El Rey Bestia era implacable, sus artes marciales eran una exhibición de fuerza pura y desenfrenada. Cada golpe era un impacto atronador, cada movimiento una danza de poder. Pero Aria no iba a ser superada.
Su cuerpo se movía con precisión, su magia guiada por una voluntad de hierro. Sentía una fuerza interior, una resistencia que nunca había conocido antes. Atacó al Rey Bestia, su espada cortando el aire, su magia tejiendo un tapiz de relámpagos.
Él era rápido, increíblemente rápido, y su fuerza era abrumadora. Pero Aria era más rápida, su cuerpo se movía con una gracia que desafiaba la norma. Sabía que no podría haberlo vencido en el pasado, pero ahora todo era diferente. Ahora era más.
«BOOOOOOOOOOOOOMMMMMMMM». El Rey Bestia rugió, sus ataques eran una ráfaga de fuerza, pero Aria lo enfrentó de frente. Su espada cortó sus defensas, su magia era una tormenta de destrucción.
La batalla era feroz, un choque de titanes que sacudía la misma tierra. El corazón de Aria latía con fuerza en su pecho, su mente centrada en la lucha. Sabía que no podía flaquear, no podía vacilar ni un segundo.
El Rey Bestia era un enemigo formidable, pero ella era una guerrera, una espadachina mágica, y no sería derrotada. Presionó su ataque, su cuerpo era un torbellino de movimientos, su magia de rayos una sinfonía de destrucción. El Rey Bestia la igualó, su propio poder era un testimonio de su habilidad.
Pero Aria sentía un fuego dentro de ella, una determinación que no sería apagada. Lo atacó, su espada era una cuchilla de rayos, su magia un torrente de energía. El Rey Bestia rugió, su cuerpo era un arma de destrucción, pero Aria no sería negada. Era más de lo que había sido nunca, más fuerte, más rápida y más capaz. Y sabía que ganaría.

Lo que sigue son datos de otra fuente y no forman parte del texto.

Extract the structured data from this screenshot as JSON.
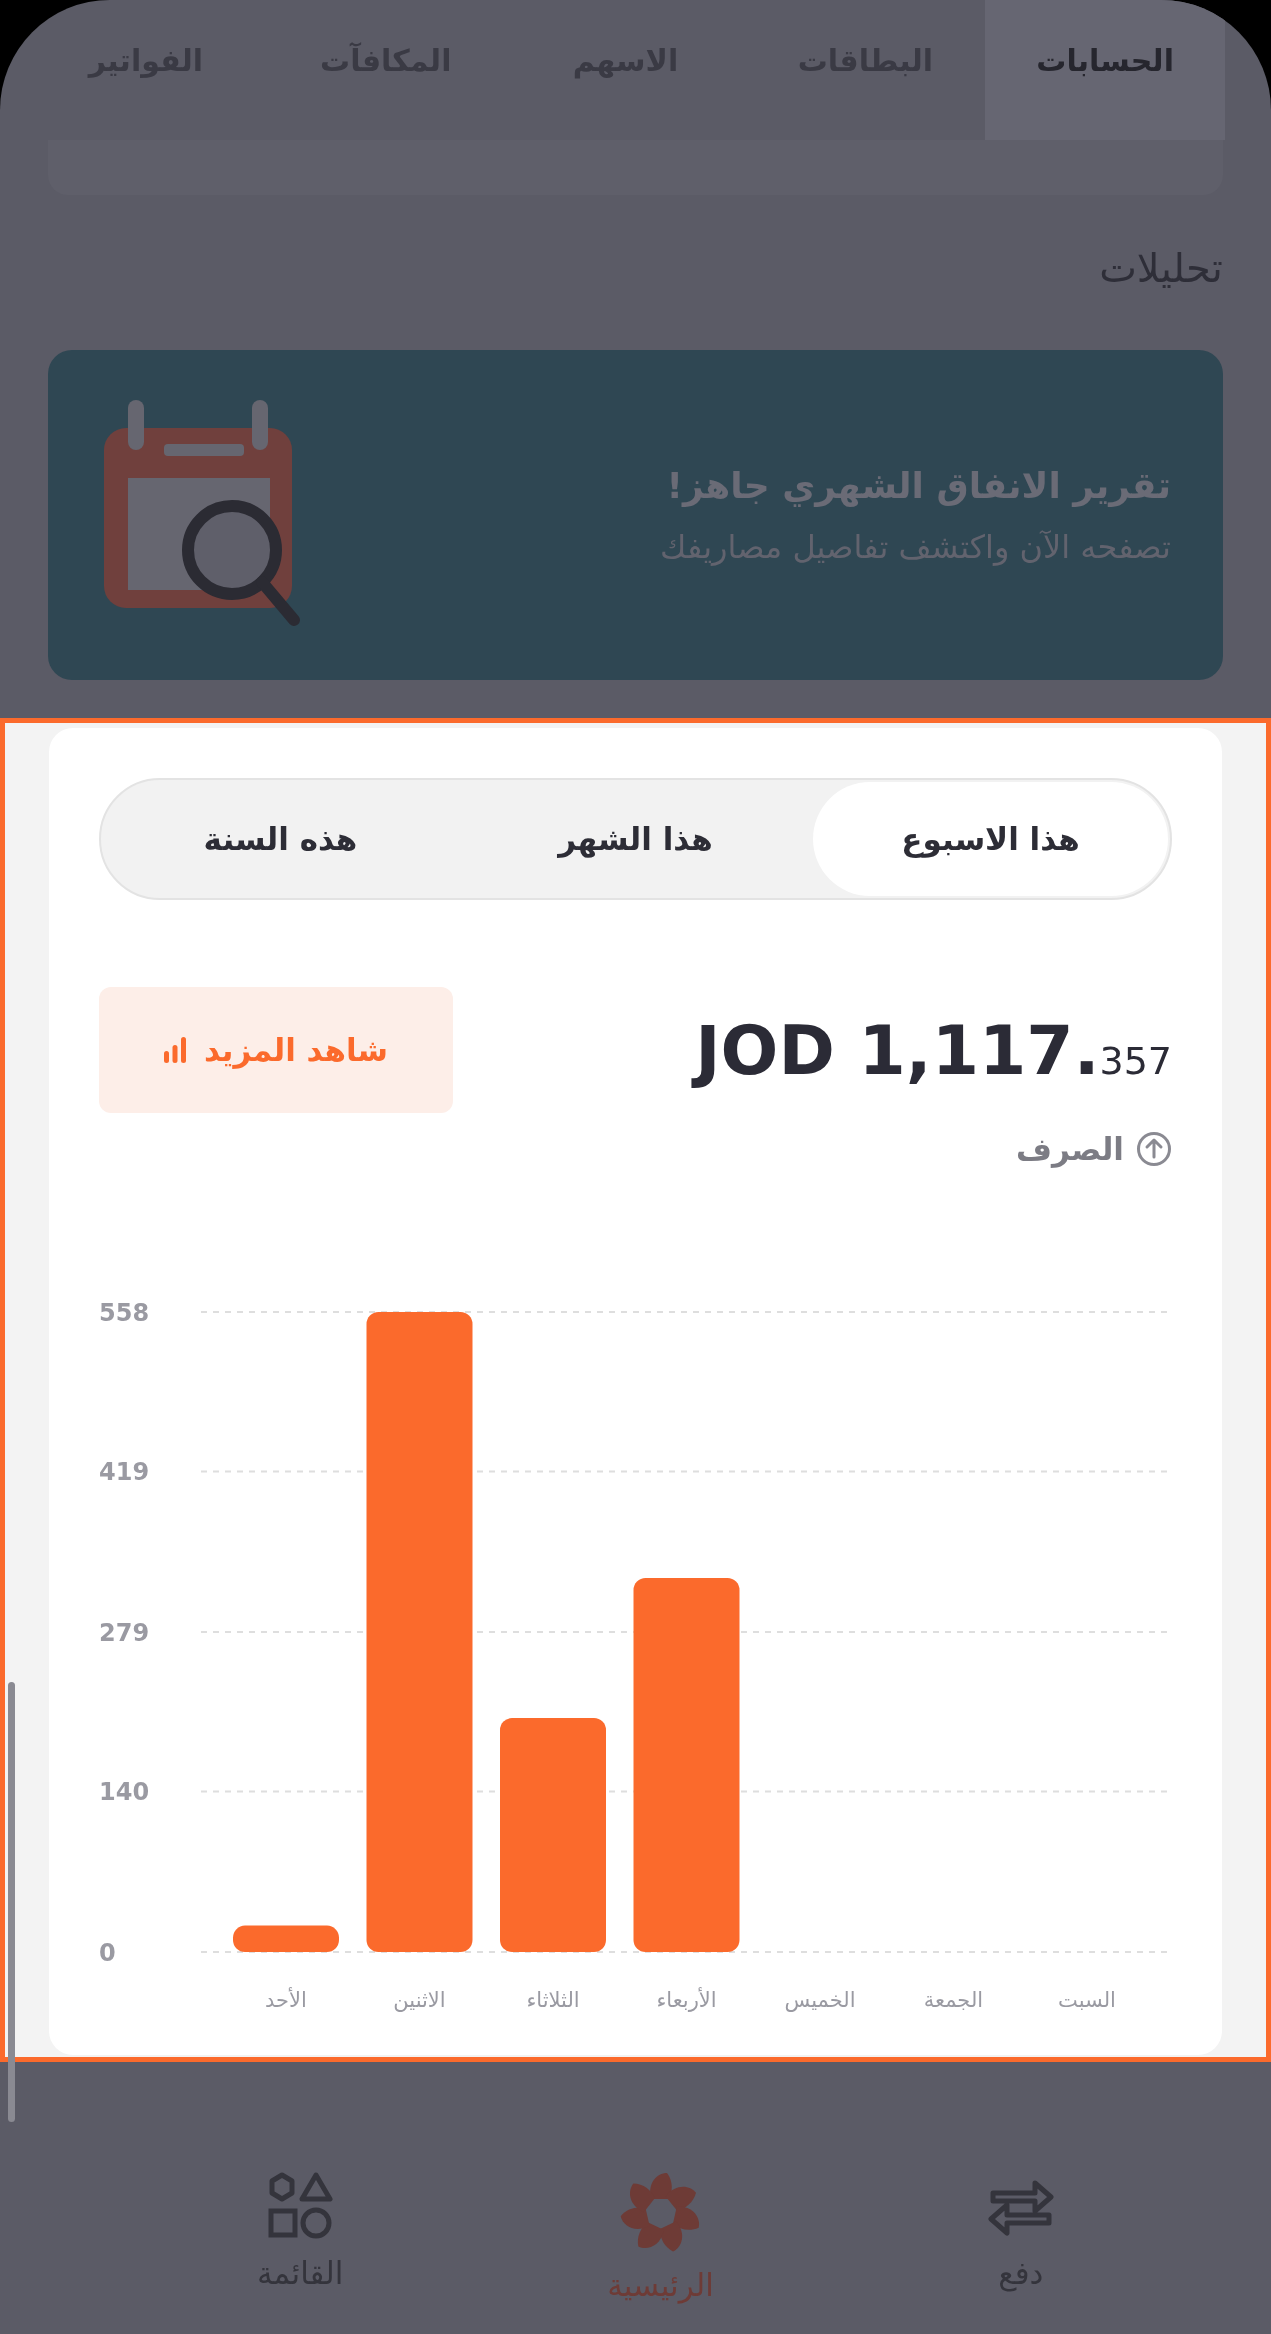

Con un grito, lanzó un ataque final, su magia era una tormenta de rayos, su cuerpo la encarnación de la precisión. El Rey Bestia enfrentó su ataque, su propio poder era una fuerza a tener en cuenta, pero la voluntad de Aria era inquebrantable.
La batalla continuó, ninguno cediendo ni un centímetro. El corazón de Aria cantaba con el entusiasmo del combate, su alma encendida con la alegría de la batalla. Sabía que había nacido para esto, que este era su destino. Y sabía, con una certeza que resonaba en su mismo ser, que no perdería.
Con un rugido, cargó hacia adelante, su espada era una cuchilla de rayos, su espíritu inquebrantable, su determinación absoluta. La pelea estaba lejos de terminar, y no descansaría hasta que la victoria fuera suya.“`
Los músculos del Rey Bestia gritaban de esfuerzo mientras chocaba con Aria, su ser entero centrado en la lucha.
Cada golpe de su espada enviaba ondas de choque a través de su cuerpo, y su magia de rayos danzaba a su alrededor como una tempestad. Nunca había enfrentado a un oponente como ella antes.
Atacó con todas sus fuerzas, sus artes marciales perfeccionadas al máximo, su cuerpo era un arma de pura destrucción. Pero Aria era implacable, sus movimientos fluidos, sus golpes precisos. El Rey Bestia podía sentir el poder detrás de sus ataques, una fuerza que era más que física, algo que resonaba en su misma alma.
Luchaban con una furia que sacudía la tierra, su pelea, una danza de poder y habilidad. El Rey Bestia rugió, sus ataques eran una tormenta de fuerza, pero Aria lo enfrentó en cada giro. Su espada era una cuchilla de rayos, su magia una sinfonía de destrucción. Y aunque luchó con todo lo que tenía, podía sentirla adelantándose.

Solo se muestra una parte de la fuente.